Tidak jauh dari Pantai Bira, hanya sekitar 200 meter dari Pelabuhan Bira, empat Pinisi sedang dalam perakitan. Salah satu mandor pekerjaan dengan ramah menjawab pertanyaan – pertanyaanku. Kapal dengan panjang lebih dari 30 meter ini dibuat berdasarkan pesanan. Waktu pengerjaan bisa mencapai satu tahun. Dia tidak menceritakan berapa harga Pinisi ini.
Untuk mengerjakan satu Pinisi diperlukan orang sebanyak kurang lebih 30 orang. Kayunya sendiri berasal dari luar Sulawesi, katanya sih dari Kalimantan dan luar negeri. Sejenak mengingatkan aku pada illegal logging. Tapi kusingkirkan prangsangka itu dengan meminta izin naik ke badan kapal.
Tidak hanya Pinisi saja yang menarik di sini, panorama pantainya juga bagus. Warganya ramah. Ada satu dua penginepan di sini jika ingin menginap.
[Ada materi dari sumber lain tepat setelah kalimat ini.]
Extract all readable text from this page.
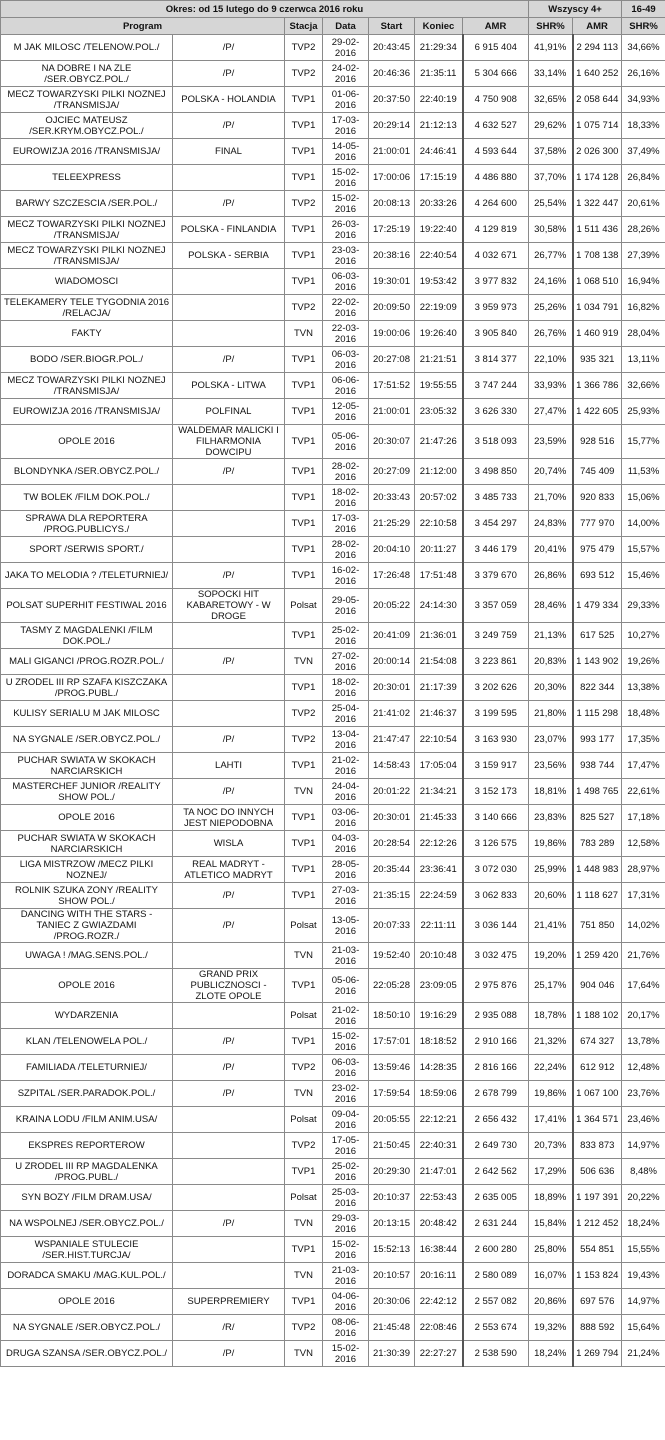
Okres: od 15 lutego do 9 czerwca 2016 roku							Wszyscy 4+		16-49
Program		Stacja	Data	Start	Koniec	AMR	SHR%	AMR	SHR%
M JAK MILOSC /TELENOW.POL./	/P/	TVP2	29-02-2016	20:43:45	21:29:34	6 915 404	41,91%	2 294 113	34,66%
NA DOBRE I NA ZLE /SER.OBYCZ.POL./	/P/	TVP2	24-02-2016	20:46:36	21:35:11	5 304 666	33,14%	1 640 252	26,16%
MECZ TOWARZYSKI PILKI NOZNEJ /TRANSMISJA/	POLSKA - HOLANDIA	TVP1	01-06-2016	20:37:50	22:40:19	4 750 908	32,65%	2 058 644	34,93%
OJCIEC MATEUSZ /SER.KRYM.OBYCZ.POL./	/P/	TVP1	17-03-2016	20:29:14	21:12:13	4 632 527	29,62%	1 075 714	18,33%
EUROWIZJA 2016 /TRANSMISJA/	FINAL	TVP1	14-05-2016	21:00:01	24:46:41	4 593 644	37,58%	2 026 300	37,49%
TELEEXPRESS		TVP1	15-02-2016	17:00:06	17:15:19	4 486 880	37,70%	1 174 128	26,84%
BARWY SZCZESCIA /SER.POL./	/P/	TVP2	15-02-2016	20:08:13	20:33:26	4 264 600	25,54%	1 322 447	20,61%
MECZ TOWARZYSKI PILKI NOZNEJ /TRANSMISJA/	POLSKA - FINLANDIA	TVP1	26-03-2016	17:25:19	19:22:40	4 129 819	30,58%	1 511 436	28,26%
MECZ TOWARZYSKI PILKI NOZNEJ /TRANSMISJA/	POLSKA - SERBIA	TVP1	23-03-2016	20:38:16	22:40:54	4 032 671	26,77%	1 708 138	27,39%
WIADOMOSCI		TVP1	06-03-2016	19:30:01	19:53:42	3 977 832	24,16%	1 068 510	16,94%
TELEKAMERY TELE TYGODNIA 2016 /RELACJA/		TVP2	22-02-2016	20:09:50	22:19:09	3 959 973	25,26%	1 034 791	16,82%
FAKTY		TVN	22-03-2016	19:00:06	19:26:40	3 905 840	26,76%	1 460 919	28,04%
BODO /SER.BIOGR.POL./	/P/	TVP1	06-03-2016	20:27:08	21:21:51	3 814 377	22,10%	935 321	13,11%
MECZ TOWARZYSKI PILKI NOZNEJ /TRANSMISJA/	POLSKA - LITWA	TVP1	06-06-2016	17:51:52	19:55:55	3 747 244	33,93%	1 366 786	32,66%
EUROWIZJA 2016 /TRANSMISJA/	POLFINAL	TVP1	12-05-2016	21:00:01	23:05:32	3 626 330	27,47%	1 422 605	25,93%
OPOLE 2016	WALDEMAR MALICKI I FILHARMONIA DOWCIPU	TVP1	05-06-2016	20:30:07	21:47:26	3 518 093	23,59%	928 516	15,77%
BLONDYNKA /SER.OBYCZ.POL./	/P/	TVP1	28-02-2016	20:27:09	21:12:00	3 498 850	20,74%	745 409	11,53%
TW BOLEK /FILM DOK.POL./		TVP1	18-02-2016	20:33:43	20:57:02	3 485 733	21,70%	920 833	15,06%
SPRAWA DLA REPORTERA /PROG.PUBLICYS./		TVP1	17-03-2016	21:25:29	22:10:58	3 454 297	24,83%	777 970	14,00%
SPORT /SERWIS SPORT./		TVP1	28-02-2016	20:04:10	20:11:27	3 446 179	20,41%	975 479	15,57%
JAKA TO MELODIA ? /TELETURNIEJ/	/P/	TVP1	16-02-2016	17:26:48	17:51:48	3 379 670	26,86%	693 512	15,46%
POLSAT SUPERHIT FESTIWAL 2016	SOPOCKI HIT KABARETOWY - W DROGE	Polsat	29-05-2016	20:05:22	24:14:30	3 357 059	28,46%	1 479 334	29,33%
TASMY Z MAGDALENKI /FILM DOK.POL./		TVP1	25-02-2016	20:41:09	21:36:01	3 249 759	21,13%	617 525	10,27%
MALI GIGANCI /PROG.ROZR.POL./	/P/	TVN	27-02-2016	20:00:14	21:54:08	3 223 861	20,83%	1 143 902	19,26%
U ZRODEL III RP SZAFA KISZCZAKA /PROG.PUBL./		TVP1	18-02-2016	20:30:01	21:17:39	3 202 626	20,30%	822 344	13,38%
KULISY SERIALU M JAK MILOSC		TVP2	25-04-2016	21:41:02	21:46:37	3 199 595	21,80%	1 115 298	18,48%
NA SYGNALE /SER.OBYCZ.POL./	/P/	TVP2	13-04-2016	21:47:47	22:10:54	3 163 930	23,07%	993 177	17,35%
PUCHAR SWIATA W SKOKACH NARCIARSKICH	LAHTI	TVP1	21-02-2016	14:58:43	17:05:04	3 159 917	23,56%	938 744	17,47%
MASTERCHEF JUNIOR /REALITY SHOW POL./	/P/	TVN	24-04-2016	20:01:22	21:34:21	3 152 173	18,81%	1 498 765	22,61%
OPOLE 2016	TA NOC DO INNYCH JEST NIEPODOBNA	TVP1	03-06-2016	20:30:01	21:45:33	3 140 666	23,83%	825 527	17,18%
PUCHAR SWIATA W SKOKACH NARCIARSKICH	WISLA	TVP1	04-03-2016	20:28:54	22:12:26	3 126 575	19,86%	783 289	12,58%
LIGA MISTRZOW /MECZ PILKI NOZNEJ/	REAL MADRYT - ATLETICO MADRYT	TVP1	28-05-2016	20:35:44	23:36:41	3 072 030	25,99%	1 448 983	28,97%
ROLNIK SZUKA ZONY /REALITY SHOW POL./	/P/	TVP1	27-03-2016	21:35:15	22:24:59	3 062 833	20,60%	1 118 627	17,31%
DANCING WITH THE STARS - TANIEC Z GWIAZDAMI /PROG.ROZR./	/P/	Polsat	13-05-2016	20:07:33	22:11:11	3 036 144	21,41%	751 850	14,02%
UWAGA ! /MAG.SENS.POL./		TVN	21-03-2016	19:52:40	20:10:48	3 032 475	19,20%	1 259 420	21,76%
OPOLE 2016	GRAND PRIX PUBLICZNOSCI - ZLOTE OPOLE	TVP1	05-06-2016	22:05:28	23:09:05	2 975 876	25,17%	904 046	17,64%
WYDARZENIA		Polsat	21-02-2016	18:50:10	19:16:29	2 935 088	18,78%	1 188 102	20,17%
KLAN /TELENOWELA POL./	/P/	TVP1	15-02-2016	17:57:01	18:18:52	2 910 166	21,32%	674 327	13,78%
FAMILIADA /TELETURNIEJ/	/P/	TVP2	06-03-2016	13:59:46	14:28:35	2 816 166	22,24%	612 912	12,48%
SZPITAL /SER.PARADOK.POL./	/P/	TVN	23-02-2016	17:59:54	18:59:06	2 678 799	19,86%	1 067 100	23,76%
KRAINA LODU /FILM ANIM.USA/		Polsat	09-04-2016	20:05:55	22:12:21	2 656 432	17,41%	1 364 571	23,46%
EKSPRES REPORTEROW		TVP2	17-05-2016	21:50:45	22:40:31	2 649 730	20,73%	833 873	14,97%
U ZRODEL III RP MAGDALENKA /PROG.PUBL./		TVP1	25-02-2016	20:29:30	21:47:01	2 642 562	17,29%	506 636	8,48%
SYN BOZY /FILM DRAM.USA/		Polsat	25-03-2016	20:10:37	22:53:43	2 635 005	18,89%	1 197 391	20,22%
NA WSPOLNEJ /SER.OBYCZ.POL./	/P/	TVN	29-03-2016	20:13:15	20:48:42	2 631 244	15,84%	1 212 452	18,24%
WSPANIALE STULECIE /SER.HIST.TURCJA/		TVP1	15-02-2016	15:52:13	16:38:44	2 600 280	25,80%	554 851	15,55%
DORADCA SMAKU /MAG.KUL.POL./		TVN	21-03-2016	20:10:57	20:16:11	2 580 089	16,07%	1 153 824	19,43%
OPOLE 2016	SUPERPREMIERY	TVP1	04-06-2016	20:30:06	22:42:12	2 557 082	20,86%	697 576	14,97%
NA SYGNALE /SER.OBYCZ.POL./	/R/	TVP2	08-06-2016	21:45:48	22:08:46	2 553 674	19,32%	888 592	15,64%
DRUGA SZANSA /SER.OBYCZ.POL./	/P/	TVN	15-02-2016	21:30:39	22:27:27	2 538 590	18,24%	1 269 794	21,24%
Yang kurang disini adalah kebersihan pantainya, banyak sampah plastic.
Btw ,melihat langsung pembuatkan kapal Pinisi membuatku kembali teringat dendang lagu yang memuji leluhur kita
Nenek Moyangku seorang pelaut, gemar melaut luas samudra , menerjang ombak, tiada takut, menembus badai sudah biasa !!!
So, di saat kondisi negeri yang mengenaskan ini semangat lagu itu seharusnya mampu mengingatkan apa dan siapa kita …………………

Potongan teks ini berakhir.